How big does an identity graph need to be?

It depends on your market. For US B2B, you need at least 200-300M person records to achieve reasonable coverage. Below that, you’ll miss too many visitors. Leadpipe’s 4.44B profiles provide broad coverage across geographies and both B2B and B2C use cases. Enterprise providers like LiveRamp and Experian maintain even larger graphs but charge 100-300x more for access.

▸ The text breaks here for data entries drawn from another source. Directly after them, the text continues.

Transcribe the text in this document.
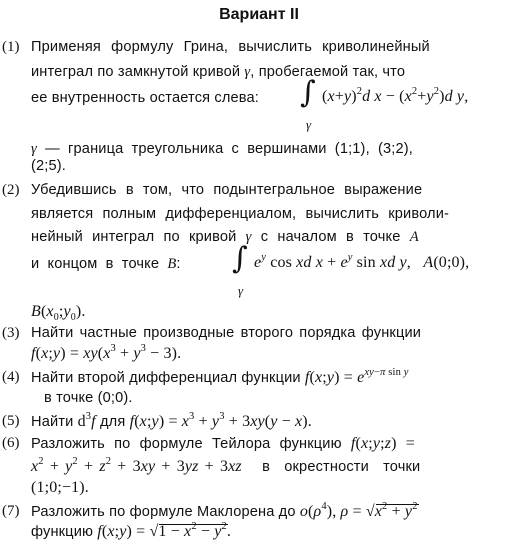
Вариант II
(1) Применяя формулу Грина, вычислить криволинейный
интеграл по замкнутой кривой γ, пробегаемой так, что
ее внутренность остается слева: ∫
γ
$(x+y)^2d$ $x - (x^2+y^2)d$ y,
γ — граница треугольника с вершинами (1;1), (3;2),
(2;5).
(2) Убедившись в том, что подынтегральное выражение
является полным дифференциалом, вычислить криволи-
нейный интеграл по кривой γ с началом в точке A
и концом в точке B: ∫
γ
$e^y$ cos xd $x + e^y$ sin xd y,   A(0;0),
$B(x_0;y_0)$.
(3) Найти частные производные второго порядка функции
f(x;y) = $xy(x^3 + y^3 - 3)$.
(4) Найти второй дифференциал функции f(x;y) = $e^{xy-\pi sin y}$
в точке (0;0).
(5) Найти $d^3f$ для f(x;y) = $x^3 + y^3 + 3xy(y - x)$.
(6) Разложить по формуле Тейлора функцию f(x;y;z) =
$x^2 + y^2 + z^2 + 3xy + 3yz + 3xz$  в окрестности точки
(1;0;−1).
(7) Разложить по формуле Маклорена до $o(\rho^4)$, ρ = √
$x^2 + y^2$
функцию f(x;y) = √
$1 - x^2 - y^2$.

Can I build my own identity graph?

Technically yes. Practically, it costs $500K-2M upfront and takes 12-18 months - and that gets you to MVP, not competitive parity. You also need ongoing data partnerships, a compliance team, and continuous engineering to maintain freshness. Unless identity is your core product, integrating an existing API is almost always the better path.

Why do different identity tools return different results for the same visitor?

Different tools use different graphs, different matching algorithms, and different confidence thresholds. A probabilistic tool might return a match with 60% confidence that a deterministic tool would reject. Neither is “wrong” - they just have different accuracy/coverage tradeoffs. This is why running your own accuracy tests matters.

What’s the difference between deterministic and probabilistic matching?

Deterministic matching requires an exact verified connection (like a hashed email match). Probabilistic matching uses statistical inference from weak signals (like IP + device fingerprint). Deterministic is more accurate but has lower coverage. Probabilistic has higher coverage but more false positives. Full breakdown in our deterministic vs probabilistic guide.

How often should identity graph data be refreshed?

IP addresses and device fingerprints should be refreshed daily. Work emails and job titles need monthly updates. Phone numbers and physical addresses can be refreshed quarterly. Any provider not refreshing IP data daily is giving you stale matches.

What does an identity graph API call look like?

Most identity graph APIs accept a query with one or more identifiers (email, phone, device ID, IP) and return a resolved profile. For example, Leadpipe’s API accepts visitor session data and returns 100+ data points including contact info, demographics, social profiles, HEMs, firmographics, and intent data. Response times are typically under 200ms. See the complete developer guide for request/response examples.

How is identity data different from enrichment data?

Identity data answers “who is this person?” - it resolves an anonymous signal to a known identity. Enrichment data answers “what else do we know about them?” - it adds firmographics, technographics, social profiles, and other attributes to a known record. Many providers (including Leadpipe) combine both: identity resolution + enrichment in a single API call.